There's always inspiration and support on the Internet for gardeners, isn't there?  In a recent post on GardenWeb, a poster asked about extending their garden into a neighboring vacant plot of land with a near-vertical incline and the response by a reader named "catsrose" on 12/15/10, was to "Go for it. If it works it will be gorgeous and if it doesn't the goats can have it.  There is no point in being sensible about this sort of thing." 
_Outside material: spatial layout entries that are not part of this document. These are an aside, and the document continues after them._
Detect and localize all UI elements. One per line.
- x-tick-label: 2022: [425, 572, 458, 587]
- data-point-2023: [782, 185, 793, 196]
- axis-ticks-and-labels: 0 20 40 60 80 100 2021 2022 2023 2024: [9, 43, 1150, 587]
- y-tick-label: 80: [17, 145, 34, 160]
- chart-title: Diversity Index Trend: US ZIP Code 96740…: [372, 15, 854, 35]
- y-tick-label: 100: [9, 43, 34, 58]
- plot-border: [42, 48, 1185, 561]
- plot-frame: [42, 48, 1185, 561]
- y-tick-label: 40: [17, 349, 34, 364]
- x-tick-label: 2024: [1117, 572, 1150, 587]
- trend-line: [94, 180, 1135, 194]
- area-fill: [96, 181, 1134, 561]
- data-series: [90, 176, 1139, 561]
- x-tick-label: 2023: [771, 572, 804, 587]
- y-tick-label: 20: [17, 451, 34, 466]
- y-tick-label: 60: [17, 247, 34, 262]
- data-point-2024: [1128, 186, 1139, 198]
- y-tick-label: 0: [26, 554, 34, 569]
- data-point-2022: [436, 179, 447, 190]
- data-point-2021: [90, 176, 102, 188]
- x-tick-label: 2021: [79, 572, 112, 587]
What an absolutely great sentiment!  "No point in being sensible about this sort of thing" salves the conflicts we feel about so many of the enthusiasms we gardeners constantly get side-tracked into.  You've got 649 concrete rabbit statues in your 0.7 acre garden?  Who cares if that is a sensible number as long as you're happy?  Your back yard is impossible to navigate because of the overgrowth of 35 massive species roses hanging over the pathways and snagging everything in sight?  What could possibly not be sensible about having 35 fabulous specimens of the rose clan and even adding the 36th or 37th or the hundredth?  Traveling next summer to Nepal to pursue that mythical blue poppy species that will survive tropical heat as well as mountainous cold?  No lack of sensibility there since such a specimen is the dream of all who belong to the Meconopsis-less clan.  The last example, alas, may indicate that the gardener, however sensible, has taken a step towards living in a dream world since the desert climate Meconopsis sp. only exists on the planet Sirius Beta 3. 

Requiring sensibility, in a garden or in the gardener, drives out all the passion and love of gardening and makes the garden a boring place.   I, myself, should probably heed the advice and make a point of being a little less sensible about my garden.  Why shouldn't I create a nice water feature in my Kansas landscape, despite my arguments about wanton water usage being a little out of character for the Flint Hills?  As a compromise, even a dry, faux creek bed might make an interesting addition.  Why shouldn't I start working on a nice stone wall around the vegetable garden with the primary goal of being able to place several espaliered fruit trees up against it?  Such a project might indeed take years and involve some back-breaking labor, but why be sensible about it?  And lastly, why, pray tell me, does Mrs. ProfessorRoush think that the cement head pictured above, is creepy and disturbing rather than an interesting focal point in my garden?  Can't she be sensible about it?